Pharmacological Inhibition of IRE-1 Alpha Activity in Herpes Simplex Virus Type 1 and Type 2-Infected Dendritic Cells Enhances T Cell Activation

Herpes simplex virus type 1 (HSV-1) and type 2 (HSV-2) infections are life-long and highly prevalent in the human population. These viruses persist in the host, eliciting either symptomatic or asymptomatic infections that may occur sporadically or in a recurrent manner through viral reactivations. Clinical manifestations due to symptomatic infection may be mild such as orofacial lesions, but may also translate into more severe diseases, such as ocular infections that may lead to blindness and life-threatening encephalitis. A key feature of herpes simplex viruses (HSVs) is that they have evolved molecular determinants that hamper numerous components of the host’s antiviral innate and adaptive immune system. Importantly, HSVs infect and negatively modulate the function of dendritic cells (DCs), by inhibiting their T cell-activating capacity and eliciting their apoptosis after infection.
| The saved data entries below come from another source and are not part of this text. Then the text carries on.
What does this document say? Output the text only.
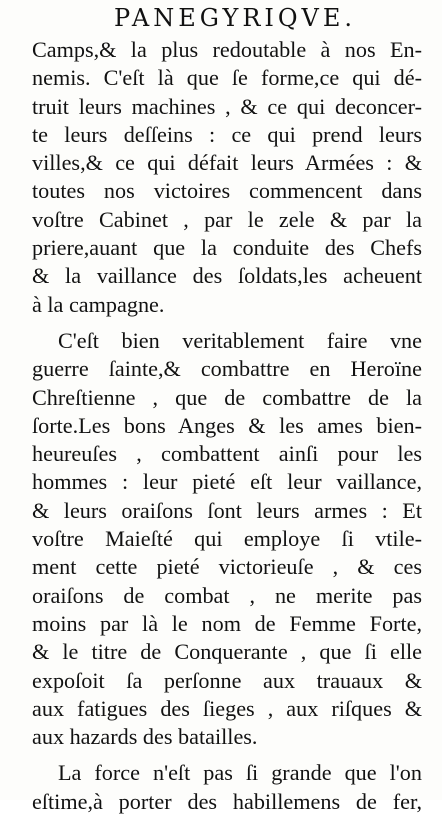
PANEGYRIQVE.
Camps,& la plus redoutable à nos En-
nemis. C'eſt là que ſe forme,ce qui dé-
truit leurs machines , & ce qui deconcer-
te leurs deſſeins : ce qui prend leurs
villes,& ce qui défait leurs Armées : &
toutes nos victoires commencent dans
voſtre Cabinet , par le zele & par la
priere,auant que la conduite des Chefs
& la vaillance des ſoldats,les acheuent
à la campagne.
C'eſt bien veritablement faire vne
guerre ſainte,& combattre en Heroïne
Chreſtienne , que de combattre de la
ſorte.Les bons Anges & les ames bien-
heureuſes , combattent ainſi pour les
hommes : leur pieté eſt leur vaillance,
& leurs oraiſons ſont leurs armes : Et
voſtre Maieſté qui employe ſi vtile-
ment cette pieté victorieuſe , & ces
oraiſons de combat , ne merite pas
moins par là le nom de Femme Forte,
& le titre de Conquerante , que ſi elle
expoſoit ſa perſonne aux trauaux &
aux fatigues des ſieges , aux riſques &
aux hazards des batailles.
La force n'eſt pas ſi grande que l'on
eſtime,à porter des habillemens de fer,
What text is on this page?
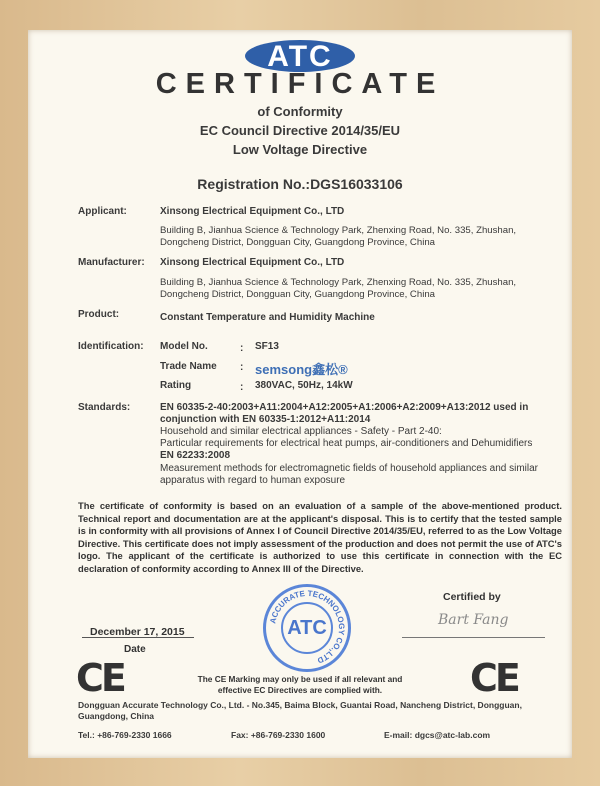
ATC
CERTIFICATE
of Conformity
EC Council Directive 2014/35/EU
Low Voltage Directive
Registration No.:DGS16033106
Applicant:	Xinsong Electrical Equipment Co., LTD
Building B, Jianhua Science & Technology Park, Zhenxing Road, No. 335, Zhushan,
Dongcheng District, Dongguan City, Guangdong Province, China
Manufacturer: Xinsong Electrical Equipment Co., LTD
Building B, Jianhua Science & Technology Park, Zhenxing Road, No. 335, Zhushan,
Dongcheng District, Dongguan City, Guangdong Province, China
Product:	Constant Temperature and Humidity Machine
Identification: Model No.	: SF13
Trade Name : semsong鑫松®
Rating	: 380VAC, 50Hz, 14kW
Standards:	EN 60335-2-40:2003+A11:2004+A12:2005+A1:2006+A2:2009+A13:2012 used in
conjunction with EN 60335-1:2012+A11:2014
Household and similar electrical appliances - Safety - Part 2-40:
Particular requirements for electrical heat pumps, air-conditioners and Dehumidifiers
EN 62233:2008
Measurement methods for electromagnetic fields of household appliances and similar
apparatus with regard to human exposure
The certificate of conformity is based on an evaluation of a sample of the above-mentioned product. Technical report and documentation are at the applicant's disposal. This is to certify that the tested sample is in conformity with all provisions of Annex I of Council Directive 2014/35/EU, referred to as the Low Voltage Directive. This certificate does not imply assessment of the production and does not permit the use of ATC's logo. The applicant of the certificate is authorized to use this certificate in connection with the EC declaration of conformity according to Annex III of the Directive.
ACCURATE TECHNOLOGY CO.,LTD
ATC
December 17, 2015
Date
Certified by
Bart Fang
CE	CE
The CE Marking may only be used if all relevant and
effective EC Directives are complied with.
Dongguan Accurate Technology Co., Ltd. - No.345, Baima Block, Guantai Road, Nancheng District, Dongguan,
Guangdong, China
Tel.: +86-769-2330 1666	Fax: +86-769-2330 1600	E-mail: dgcs@atc-lab.com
Previously, we reported that HSV-2 activates the splicing of the mRNA of XBP1, which is related to the activity of the unfolded protein response (UPR) factor Inositol-Requiring Enzyme 1 alpha (IRE-1α). Here, we sought to evaluate if the activation of the IRE-1α pathway in DCs upon HSV infection may be related to impaired DC function after infection with HSV-1 or HSV-2. Interestingly, the pharmacological inhibition of the endonuclease activity of IRE-1α in HSV-1- and HSV-2-infected DCs significantly reduced apoptosis in these cells and enhanced their capacity to migrate to lymph nodes and activate virus-specific CD4+ and CD8+ T cells. These findings suggest that the activation of the IRE-1α-dependent UPR pathway in HSV-infected DCs may play a significant role in the negative effects that these viruses exert over these cells and that the modulation of this signaling pathway may be relevant for enhancing the function of DCs upon infection with HSVs.